MetaDig Engine: multi-dialect metadata assessment engine
7 stars 5 forks source link

document sysmeta cannot be found, run status fails to update #361

Closed jeanetteclark closed 1 year ago

jeanetteclark commented 1 year ago

Recently a document on DataONE was submitted, updated with a status of "processing," successfully processed and index updated, but the entry status was never set to "sucess" in the database. The error I see is:

20230708-01:49:21: [ERROR]: Missing sysmeta model for run with id: https://pasta.lternet.edu/package/metadata/eml/knb-lter-jrn/210548085/34 [edu.ucsb.nceas.mdqengine.model.Run:115]

It then gets picked up by the monitor job and fails with an error that the node is not supported in the configuration file.

It seems like there are two problems here.
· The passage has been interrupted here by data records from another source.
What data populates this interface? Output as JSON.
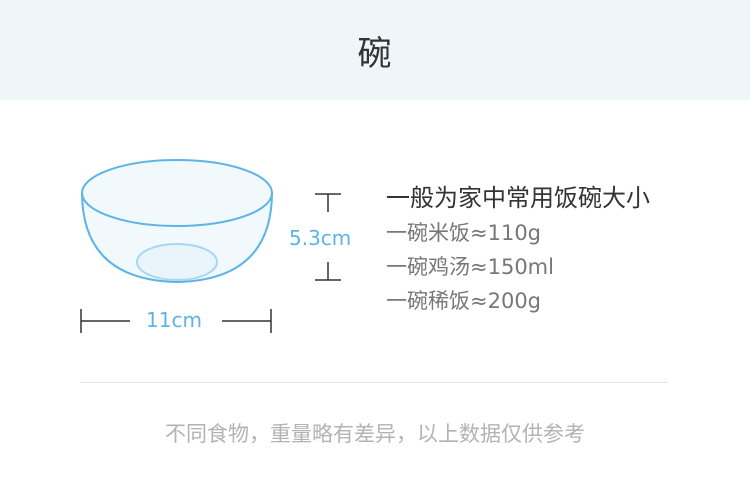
{
  "header": {
    "title": "碗"
  },
  "bowl": {
    "height_label": "5.3cm",
    "width_label": "11cm"
  },
  "info": {
    "heading": "一般为家中常用饭碗大小",
    "items": [
      "一碗米饭≈110g",
      "一碗鸡汤≈150ml",
      "一碗稀饭≈200g"
    ]
  },
  "footer": {
    "note": "不同食物，重量略有差异，以上数据仅供参考"
  },
  "colors": {
    "accent": "#5db4e6",
    "header_bg": "#eef6fa"
  }
}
  1. figure out why there isn't any sysmeta for this object and where that orginal error is coming from
  2. fall back on the CN for getMetadata in MonitorJob if the origin member node of an object isn't in the config file
jeanetteclark commented 1 year ago

Okay finally got this sorted, some jobs were getting stuck in a processing status with nowhere else to go.

I'm not sure exactly how it happens, but these pids make it into the scheduler for a job that their node is not configured on (think an ESS dive production pid on test-arctic). The worker seems to fall on its face, and they are stuck in limbo with a status of processing in the runs table. The monitor job then picks them up, but runs into the same issue as the worker (presumably), so my solution is twofold:

  1. If an object can't be found on the MN, try to find it on the CN. This should work for replica objects (like LTER datasets on the ADC)
  2. If the object still can't be found on either MN or CN, don't keep trying to find it and update the runs table with a failure status and the error message.